This article was first published in The Montreal Gazette.
In the early days of the pandemic, one of the big worries was the possibility that COVID-19 could survive and be spread by inanimate objects. This idea of fomite transmission led many to disinfect their groceries, put their mail in quarantine for three days before opening it, and worry excessively about touching any physical surface.
This fear was partly driven by early studies suggesting that the virus could survive up to 72 hours on some surfaces. Often lost in the discussion was the fact that these types of studies were done under lab conditions rather than in the real world, where sunlight, fluctuating temperatures and inhospitable weather would severely limit the virus’s ability to survive outside the human body. Unlike bacteria, viruses cannot make copies of themselves unless they infect the cells of another living thing, and so any virus particles sneezed onto a surface will eventually degrade and die.
Early on in this pandemic, no one knew how long that degradation would take or how long the virus would remain infectious.

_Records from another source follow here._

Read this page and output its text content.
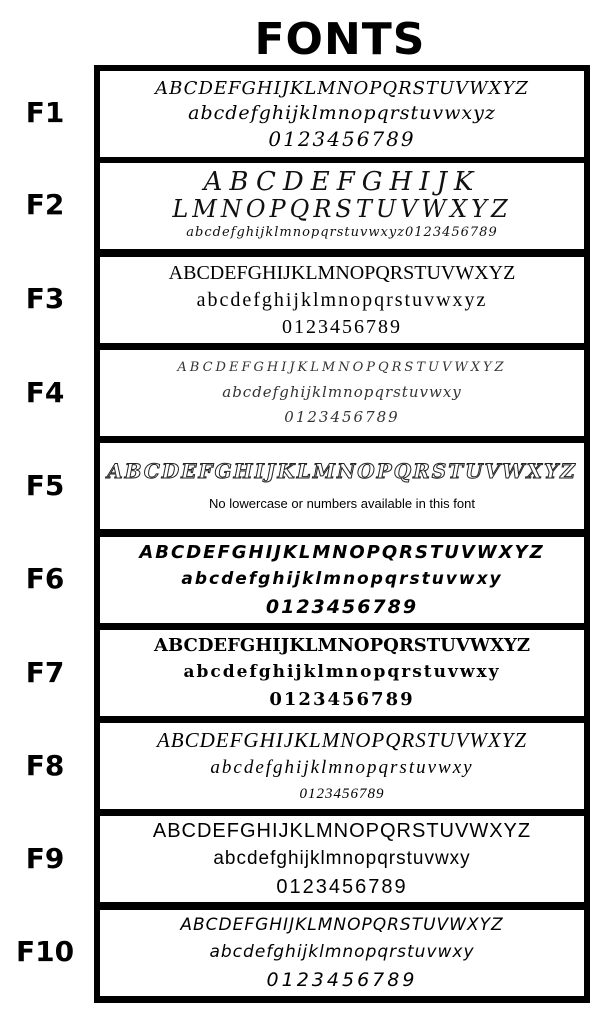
FONTS
ABCDEFGHIJKLMNOPQRSTUVWXYZ
abcdefghijklmnopqrstuvwxyz
0123456789
ABCDEFGHIJK
LMNOPQRSTUVWXYZ
abcdefghijklmnopqrstuvwxyz0123456789
ABCDEFGHIJKLMNOPQRSTUVWXYZ
abcdefghijklmnopqrstuvwxyz
0123456789
ABCDEFGHIJKLMNOPQRSTUVWXYZ
abcdefghijklmnopqrstuvwxy
0123456789
ABCDEFGHIJKLMNOPQRSTUVWXYZ
No lowercase or numbers available in this font
ABCDEFGHIJKLMNOPQRSTUVWXYZ
abcdefghijklmnopqrstuvwxy
0123456789
ABCDEFGHIJKLMNOPQRSTUVWXYZ
abcdefghijklmnopqrstuvwxy
0123456789
ABCDEFGHIJKLMNOPQRSTUVWXYZ
abcdefghijklmnopqrstuvwxy
0123456789
ABCDEFGHIJKLMNOPQRSTUVWXYZ
abcdefghijklmnopqrstuvwxy
0123456789
ABCDEFGHIJKLMNOPQRSTUVWXYZ
abcdefghijklmnopqrstuvwxy
0123456789
F1
F2
F3
F4
F5
F6
F7
F8
F9
F10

Judging prudence to be the better part of valour, most people decontaminated everything that came through their front door. And while passing an alcohol swab over your phone is not going to cause any major medical issues, some of the actions taken during those early days, like spraying antiseptic solution from a fire truck onto pedestrians or washing your fruit with bleach, were unreasonable and dangerous.
That being said, not all impulses toward greater cleanliness are misdirected. Hand-washing is an important infection-control practice, especially in hospitals where things other than COVID-19 are also in play. And cleaning high-touch surfaces like doorknobs, handles, light switches and countertops probably does have some value. Whether they are significant sources of COVID-19 infection is debatable, but they do allow the spread of many other viruses that can make you sick.

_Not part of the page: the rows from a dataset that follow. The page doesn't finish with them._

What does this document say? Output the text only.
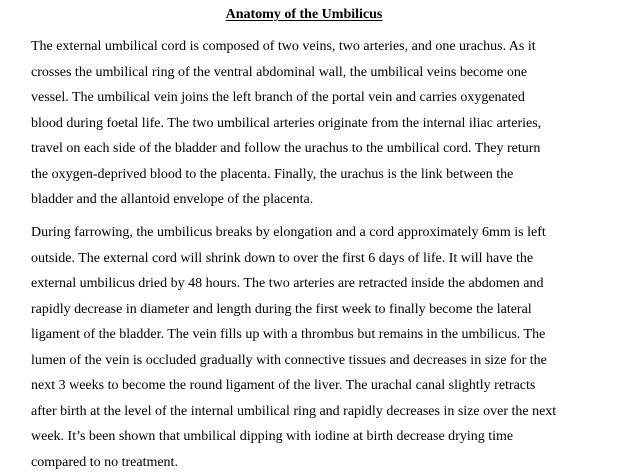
Anatomy of the Umbilicus
The external umbilical cord is composed of two veins, two arteries, and one urachus. As it
crosses the umbilical ring of the ventral abdominal wall, the umbilical veins become one
vessel. The umbilical vein joins the left branch of the portal vein and carries oxygenated
blood during foetal life. The two umbilical arteries originate from the internal iliac arteries,
travel on each side of the bladder and follow the urachus to the umbilical cord. They return
the oxygen-deprived blood to the placenta. Finally, the urachus is the link between the
bladder and the allantoid envelope of the placenta.
During farrowing, the umbilicus breaks by elongation and a cord approximately 6mm is left
outside. The external cord will shrink down to over the first 6 days of life. It will have the
external umbilicus dried by 48 hours. The two arteries are retracted inside the abdomen and
rapidly decrease in diameter and length during the first week to finally become the lateral
ligament of the bladder. The vein fills up with a thrombus but remains in the umbilicus. The
lumen of the vein is occluded gradually with connective tissues and decreases in size for the
next 3 weeks to become the round ligament of the liver. The urachal canal slightly retracts
after birth at the level of the internal umbilical ring and rapidly decreases in size over the next
week. It’s been shown that umbilical dipping with iodine at birth decrease drying time
compared to no treatment.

Given the confusion and the shifting public understanding of what we should be doing, the U.S. Centers for Disease Control recently released guidelines about how and when to clean your home or business. They say regular household cleaners containing soap or detergent will kill the virus and should be sufficient for most scenarios.
In other situations, for example, if someone in the household actually has COVID-19, it may be necessary to disinfect, as well as clean, high-contact surfaces. For that the CDC refers users to the U.S. Environmental Protection Agency’s List N of disinfectants for COVID-19. These products can be dangerous if used improperly. However, as long as people follow basic safety measures by wearing gloves, washing their hands and using them in a well-ventilated area, then they can be used safely.

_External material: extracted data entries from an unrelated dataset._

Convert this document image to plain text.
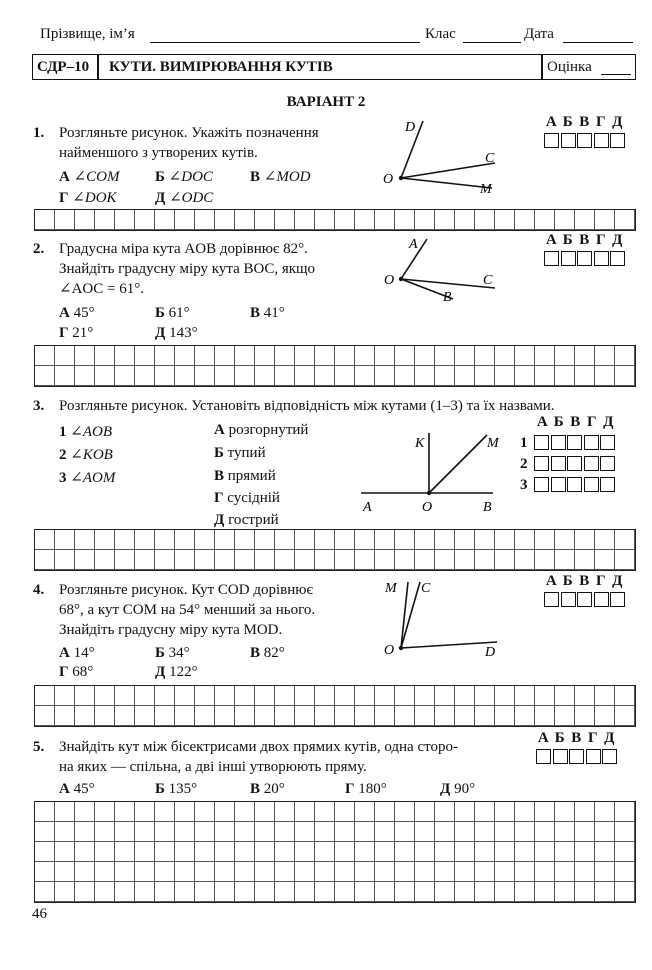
Прізвище, ім’я	Клас	Дата
СДР–10 КУТИ. ВИМІРЮВАННЯ КУТІВ	Оцінка
ВАРІАНТ 2
1. Розгляньте рисунок. Укажіть позначення
найменшого з утворених кутів.
А ∠COM Б ∠DOC В ∠MOD
Г ∠DOK	Д ∠ODC
D
C
O
M
А Б В Г Д
2. Градусна міра кута AOB дорівнює 82°.
Знайдіть градусну міру кута BOC, якщо
∠AOC = 61°.
А 45°	Б 61°	В 41°
Г 21°	Д 143°
A
O	C
B
А Б В Г Д
3. Розгляньте рисунок. Установіть відповідність між кутами (1–3) та їх назвами.
1 ∠AOB
2 ∠KOB
3 ∠AOM
А розгорнутий
Б тупий
В прямий
Г сусідній
Д гострий
K	M
A	O	B
А Б В Г Д
1
2
3
4. Розгляньте рисунок. Кут COD дорівнює
68°, а кут COM на 54° менший за нього.
Знайдіть градусну міру кута MOD.
А 14°	Б 34°	В 82°
Г 68°	Д 122°
M C
O	D
А Б В Г Д
5. Знайдіть кут між бісектрисами двох прямих кутів, одна сторо-
на яких — спільна, а дві інші утворюють пряму.
А Б В Г Д
А 45°	Б 135°	В 20°	Г 180°	Д 90°
46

If someone in your house actually has COVID-19, then the obvious key is to separate them from others and have them wear a mask at all times. But unless you live in a large house with multiple rooms and many bathrooms, some cross-contamination may be inevitable. In such situations, you would likely want to disinfect as well as clean common surfaces. Detailed instructions on how to handle the cleaning of bedrooms, bathrooms, dinner plates and dirty laundry are all provided, but they require no special measures beyond basic common sense.
The CDC makes a point of saying that many practices like fogging, fumigation, electrostatic spraying, ultrasonic waves, high-intensity UV radiation and LED blue light have no clear benefit and potentially carry some risk. Such excessive measures are unnecessary and regular cleaning products are more than enough. This holds true even for the variants, as there is nothing to suggest that they can survive for longer outside the human body.
But the most likely way for COVID-19 to enter your home is not on the surface of your groceries. If it enters your household, it probably got there inside of you. Clean if you must, but staying home if you can is the more useful strategy.